SALEM — Food, glorious food — that’s what Assistant Superintendent/High School Principal Sean Kirkland reported on Monday for the school board, from a $500,000 surplus in the cafeteria fund to programs to ensure every student gets something to eat.

Superintendent Dr. Joe Shivers also talked food, announcing a program with Second Harvest Food Bank to have non-perishable food items available at the schools, including two locations at the high school where students can help themselves to what’s there. Maintenance staff will pick up the food at the food bank in Youngstown.

“We’re looking forward to that,” he said.

Kirkland credited The Nutrition Group, which manages food services for the district, with doing “a phenomenal job of budgeting” and getting the district into a position to have the surplus in the cafeteria operation. As a result, the state is requiring the school district to submit a report detailing how the district plans to spend the money down.

He said there are a number of ways to do that, such as spending the money on additional help, for increasing portion sizes for student meals or for purchasing equipment, such as replacing a steamer that went down. According to Kirkland, having to find ways to spend a surplus in the cafeteria is a nice problem to have.

In the pleasant surprise department, he announced that an anonymous donor stepped forward with $2,600 to pay the outstanding balances owed by students for lunches at Buckeye and Southeast. He said the donor is also considering an additional donation to cover what’s owed by students at Reilly. If that happens, he said all outstanding balances will be wiped clean. Earlier this year, the Salem V.F.W. Post 892 donated over $900 to cover the outstanding balances on the bills owed at the high school and junior high.

Since January 2018, students at Buckeye have eaten for free due to the high percentage of students on free and reduced lunch after the board agreed to absorb the cost. Kirkland said the students at Reilly may be next, noting that the school housing third and fourth grades now exceeds 40 percent on free and reduced lunch, so the district may look at offering Reilly students the same deal, at a cost of about $14,000. The decision will require board action.

Kirkland explained that two areas in the cafeteria where there seem to be problems are sometimes running out of food trays and transporting the food to the elementary schools. He said they had a few snafus with the lunch count, maybe a kid who said they weren’t going to eat decided to eat or for some other reason, they didn’t have enough. So a pilot program has been started to take the highest average count and add 30 additional lunches.

“What is does ensure is that no kids going to go without a lunch,” he said.

For next year, the elementary students will have some additional choices for lunch, with two hot lunch options instead of one and a fruit and veggie bar, similar to what’s available at the junior high and high school.

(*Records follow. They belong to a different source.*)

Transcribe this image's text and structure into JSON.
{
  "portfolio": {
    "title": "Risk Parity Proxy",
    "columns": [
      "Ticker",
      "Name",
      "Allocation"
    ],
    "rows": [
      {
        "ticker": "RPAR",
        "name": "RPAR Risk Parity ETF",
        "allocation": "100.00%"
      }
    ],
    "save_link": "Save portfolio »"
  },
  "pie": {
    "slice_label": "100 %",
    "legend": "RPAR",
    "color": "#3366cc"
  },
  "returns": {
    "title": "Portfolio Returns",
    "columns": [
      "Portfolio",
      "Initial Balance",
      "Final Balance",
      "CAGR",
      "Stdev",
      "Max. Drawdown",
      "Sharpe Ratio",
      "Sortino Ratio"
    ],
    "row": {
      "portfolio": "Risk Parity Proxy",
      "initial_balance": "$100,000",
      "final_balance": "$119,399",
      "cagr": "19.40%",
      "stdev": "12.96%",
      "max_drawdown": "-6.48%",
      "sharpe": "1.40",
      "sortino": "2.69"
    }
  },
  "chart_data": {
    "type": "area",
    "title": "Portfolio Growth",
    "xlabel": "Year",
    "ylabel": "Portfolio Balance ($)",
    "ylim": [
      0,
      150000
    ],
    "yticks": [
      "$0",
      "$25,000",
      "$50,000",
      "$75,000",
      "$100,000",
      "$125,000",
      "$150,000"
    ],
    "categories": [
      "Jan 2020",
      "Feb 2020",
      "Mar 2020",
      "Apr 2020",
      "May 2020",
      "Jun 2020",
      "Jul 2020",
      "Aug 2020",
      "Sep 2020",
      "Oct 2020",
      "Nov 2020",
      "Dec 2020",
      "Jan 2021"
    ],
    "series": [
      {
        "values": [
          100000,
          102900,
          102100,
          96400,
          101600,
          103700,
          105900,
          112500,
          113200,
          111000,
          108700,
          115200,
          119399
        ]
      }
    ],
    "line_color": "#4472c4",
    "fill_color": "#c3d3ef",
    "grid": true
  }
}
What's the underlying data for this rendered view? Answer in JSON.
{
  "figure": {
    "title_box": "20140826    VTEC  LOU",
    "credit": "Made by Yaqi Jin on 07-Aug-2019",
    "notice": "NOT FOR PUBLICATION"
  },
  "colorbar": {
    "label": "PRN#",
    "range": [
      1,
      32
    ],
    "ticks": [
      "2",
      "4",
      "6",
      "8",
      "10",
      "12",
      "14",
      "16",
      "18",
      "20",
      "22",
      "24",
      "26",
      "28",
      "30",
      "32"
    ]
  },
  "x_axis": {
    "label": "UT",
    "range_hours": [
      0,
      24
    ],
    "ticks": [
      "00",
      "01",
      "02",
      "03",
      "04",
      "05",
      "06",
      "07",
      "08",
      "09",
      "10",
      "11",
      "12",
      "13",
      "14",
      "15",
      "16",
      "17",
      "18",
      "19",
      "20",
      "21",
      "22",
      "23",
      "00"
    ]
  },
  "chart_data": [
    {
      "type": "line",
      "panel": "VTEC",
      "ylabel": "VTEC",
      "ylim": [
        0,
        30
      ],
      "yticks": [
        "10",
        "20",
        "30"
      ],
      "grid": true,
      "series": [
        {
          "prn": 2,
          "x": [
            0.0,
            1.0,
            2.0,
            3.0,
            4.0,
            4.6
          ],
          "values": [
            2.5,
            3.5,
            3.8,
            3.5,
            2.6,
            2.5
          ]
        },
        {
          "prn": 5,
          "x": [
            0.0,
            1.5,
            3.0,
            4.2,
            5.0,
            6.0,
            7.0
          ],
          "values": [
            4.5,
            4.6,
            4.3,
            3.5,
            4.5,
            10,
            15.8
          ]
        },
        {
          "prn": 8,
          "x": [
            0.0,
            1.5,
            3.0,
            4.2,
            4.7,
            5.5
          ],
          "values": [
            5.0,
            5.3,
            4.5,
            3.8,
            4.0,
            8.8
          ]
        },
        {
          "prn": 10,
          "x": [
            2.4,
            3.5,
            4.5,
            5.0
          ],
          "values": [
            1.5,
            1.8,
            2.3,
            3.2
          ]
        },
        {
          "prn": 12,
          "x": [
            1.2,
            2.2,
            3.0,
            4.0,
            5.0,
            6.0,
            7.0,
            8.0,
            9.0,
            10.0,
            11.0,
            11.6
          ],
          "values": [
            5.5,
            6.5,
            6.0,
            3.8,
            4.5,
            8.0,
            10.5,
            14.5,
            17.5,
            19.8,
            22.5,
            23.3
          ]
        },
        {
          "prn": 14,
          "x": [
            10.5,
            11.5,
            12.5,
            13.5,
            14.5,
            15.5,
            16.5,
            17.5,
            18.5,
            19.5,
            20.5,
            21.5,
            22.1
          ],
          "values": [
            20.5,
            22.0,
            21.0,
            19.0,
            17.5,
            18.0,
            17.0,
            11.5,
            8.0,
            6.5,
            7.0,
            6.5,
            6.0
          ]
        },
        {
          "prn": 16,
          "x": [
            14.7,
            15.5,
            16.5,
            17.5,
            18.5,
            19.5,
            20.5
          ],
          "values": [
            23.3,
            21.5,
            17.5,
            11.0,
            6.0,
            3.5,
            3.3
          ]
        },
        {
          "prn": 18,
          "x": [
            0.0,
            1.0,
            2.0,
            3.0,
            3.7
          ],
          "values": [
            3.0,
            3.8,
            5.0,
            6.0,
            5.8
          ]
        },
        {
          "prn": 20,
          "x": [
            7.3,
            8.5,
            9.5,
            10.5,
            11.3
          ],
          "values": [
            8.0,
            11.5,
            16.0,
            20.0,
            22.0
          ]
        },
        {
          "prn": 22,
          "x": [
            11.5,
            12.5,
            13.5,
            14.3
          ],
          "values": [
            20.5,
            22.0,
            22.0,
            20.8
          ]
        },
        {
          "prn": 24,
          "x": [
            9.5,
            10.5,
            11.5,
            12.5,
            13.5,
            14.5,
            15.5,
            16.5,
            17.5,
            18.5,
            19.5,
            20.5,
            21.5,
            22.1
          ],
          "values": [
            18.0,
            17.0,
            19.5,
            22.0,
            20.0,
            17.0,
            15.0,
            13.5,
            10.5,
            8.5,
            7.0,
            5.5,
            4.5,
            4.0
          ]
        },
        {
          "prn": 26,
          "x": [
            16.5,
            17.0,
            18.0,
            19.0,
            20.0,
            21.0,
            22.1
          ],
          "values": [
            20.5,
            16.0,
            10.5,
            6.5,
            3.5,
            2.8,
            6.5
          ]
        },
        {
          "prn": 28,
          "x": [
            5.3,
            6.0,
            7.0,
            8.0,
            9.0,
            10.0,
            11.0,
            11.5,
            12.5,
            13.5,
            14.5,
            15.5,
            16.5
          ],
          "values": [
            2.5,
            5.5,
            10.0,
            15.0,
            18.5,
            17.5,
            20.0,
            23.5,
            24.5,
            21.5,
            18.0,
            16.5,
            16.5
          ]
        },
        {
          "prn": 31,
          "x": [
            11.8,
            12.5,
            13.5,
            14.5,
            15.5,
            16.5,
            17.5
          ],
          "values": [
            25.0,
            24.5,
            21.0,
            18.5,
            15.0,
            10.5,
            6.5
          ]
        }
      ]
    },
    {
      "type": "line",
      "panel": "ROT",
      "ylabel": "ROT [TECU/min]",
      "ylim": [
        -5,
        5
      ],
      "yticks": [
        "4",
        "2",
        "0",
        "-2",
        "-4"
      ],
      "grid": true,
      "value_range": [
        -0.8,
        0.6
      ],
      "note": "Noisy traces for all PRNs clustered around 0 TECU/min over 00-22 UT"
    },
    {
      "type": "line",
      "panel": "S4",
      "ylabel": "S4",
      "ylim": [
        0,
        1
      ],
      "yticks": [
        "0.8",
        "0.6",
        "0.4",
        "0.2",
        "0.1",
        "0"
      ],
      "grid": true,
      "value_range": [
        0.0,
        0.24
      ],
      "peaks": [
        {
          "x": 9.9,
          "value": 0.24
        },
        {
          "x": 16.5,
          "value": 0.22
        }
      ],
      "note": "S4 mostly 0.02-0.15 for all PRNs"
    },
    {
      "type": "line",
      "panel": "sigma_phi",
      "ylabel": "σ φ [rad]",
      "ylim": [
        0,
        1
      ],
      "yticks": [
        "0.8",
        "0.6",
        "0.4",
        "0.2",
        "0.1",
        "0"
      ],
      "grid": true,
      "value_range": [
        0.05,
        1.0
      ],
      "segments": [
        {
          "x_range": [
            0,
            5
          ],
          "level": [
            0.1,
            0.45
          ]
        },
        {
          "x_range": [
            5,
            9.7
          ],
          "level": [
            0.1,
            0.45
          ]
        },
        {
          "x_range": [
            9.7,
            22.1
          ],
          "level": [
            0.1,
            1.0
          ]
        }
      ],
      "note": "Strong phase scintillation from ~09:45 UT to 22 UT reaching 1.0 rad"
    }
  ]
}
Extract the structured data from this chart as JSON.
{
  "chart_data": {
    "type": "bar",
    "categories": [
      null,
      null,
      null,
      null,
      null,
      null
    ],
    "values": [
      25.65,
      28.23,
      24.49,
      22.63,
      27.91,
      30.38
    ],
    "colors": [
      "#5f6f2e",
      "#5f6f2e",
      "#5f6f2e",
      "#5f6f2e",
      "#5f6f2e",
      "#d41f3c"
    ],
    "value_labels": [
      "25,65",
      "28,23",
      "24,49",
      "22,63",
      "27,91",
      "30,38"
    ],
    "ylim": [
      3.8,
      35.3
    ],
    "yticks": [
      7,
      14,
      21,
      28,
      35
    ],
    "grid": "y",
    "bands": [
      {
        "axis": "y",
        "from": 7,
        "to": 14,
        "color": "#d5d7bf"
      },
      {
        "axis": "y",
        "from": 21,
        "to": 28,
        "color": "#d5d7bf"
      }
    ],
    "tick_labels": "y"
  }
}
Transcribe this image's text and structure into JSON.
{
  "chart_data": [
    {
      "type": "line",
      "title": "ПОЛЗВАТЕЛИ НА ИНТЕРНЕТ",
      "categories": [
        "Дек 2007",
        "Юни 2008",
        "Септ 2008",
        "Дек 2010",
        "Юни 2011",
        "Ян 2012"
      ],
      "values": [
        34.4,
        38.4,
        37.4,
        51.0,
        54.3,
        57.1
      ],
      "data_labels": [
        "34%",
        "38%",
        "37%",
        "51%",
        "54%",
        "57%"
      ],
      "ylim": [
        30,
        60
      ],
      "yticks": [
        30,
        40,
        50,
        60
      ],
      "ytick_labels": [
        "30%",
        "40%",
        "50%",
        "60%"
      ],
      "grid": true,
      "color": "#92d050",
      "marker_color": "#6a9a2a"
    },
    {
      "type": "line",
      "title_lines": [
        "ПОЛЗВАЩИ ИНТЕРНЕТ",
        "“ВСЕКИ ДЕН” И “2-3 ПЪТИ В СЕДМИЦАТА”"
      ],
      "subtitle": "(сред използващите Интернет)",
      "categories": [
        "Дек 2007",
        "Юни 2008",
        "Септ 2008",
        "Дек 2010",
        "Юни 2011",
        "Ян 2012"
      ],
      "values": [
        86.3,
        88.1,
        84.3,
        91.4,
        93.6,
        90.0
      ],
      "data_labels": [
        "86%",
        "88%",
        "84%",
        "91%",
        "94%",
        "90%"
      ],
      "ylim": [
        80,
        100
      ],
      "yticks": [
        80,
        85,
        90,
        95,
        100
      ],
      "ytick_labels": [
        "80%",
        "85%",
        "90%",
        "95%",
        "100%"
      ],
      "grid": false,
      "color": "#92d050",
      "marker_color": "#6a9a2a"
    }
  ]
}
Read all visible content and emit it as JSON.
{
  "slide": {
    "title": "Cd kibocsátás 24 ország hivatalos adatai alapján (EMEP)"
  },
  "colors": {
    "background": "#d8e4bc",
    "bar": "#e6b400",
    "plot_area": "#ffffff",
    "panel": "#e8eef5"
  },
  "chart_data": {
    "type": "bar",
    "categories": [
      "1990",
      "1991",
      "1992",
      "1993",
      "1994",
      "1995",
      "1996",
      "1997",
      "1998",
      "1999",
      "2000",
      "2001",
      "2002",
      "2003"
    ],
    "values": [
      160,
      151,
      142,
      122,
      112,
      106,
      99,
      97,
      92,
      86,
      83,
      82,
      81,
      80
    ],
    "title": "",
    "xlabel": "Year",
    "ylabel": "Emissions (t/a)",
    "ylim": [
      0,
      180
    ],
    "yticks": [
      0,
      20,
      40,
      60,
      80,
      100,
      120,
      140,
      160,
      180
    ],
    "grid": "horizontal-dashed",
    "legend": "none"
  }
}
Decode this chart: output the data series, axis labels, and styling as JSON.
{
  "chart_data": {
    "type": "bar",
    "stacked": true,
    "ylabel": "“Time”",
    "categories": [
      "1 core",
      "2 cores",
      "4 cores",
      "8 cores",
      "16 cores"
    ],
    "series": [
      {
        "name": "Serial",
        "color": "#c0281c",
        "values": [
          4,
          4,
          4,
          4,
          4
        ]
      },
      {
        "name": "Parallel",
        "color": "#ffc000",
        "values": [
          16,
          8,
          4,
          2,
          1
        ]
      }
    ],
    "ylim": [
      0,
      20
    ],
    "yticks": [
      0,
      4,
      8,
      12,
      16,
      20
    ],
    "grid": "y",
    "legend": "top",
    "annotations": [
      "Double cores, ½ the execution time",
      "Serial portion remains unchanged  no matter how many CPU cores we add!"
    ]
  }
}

Kirkland also announced the free summer lunch program for students in the district 18 and under begins June 3. He said coaches are already planning some of the summer schedules for their teams around the lunch schedule so they can eat. The board approved hiring Maryann Mason and Chrystal Skidmore as employees for the lunch program. Action to contract with the Nutrition Group for food services management was removed from the agenda and will be handled at a future board meeting.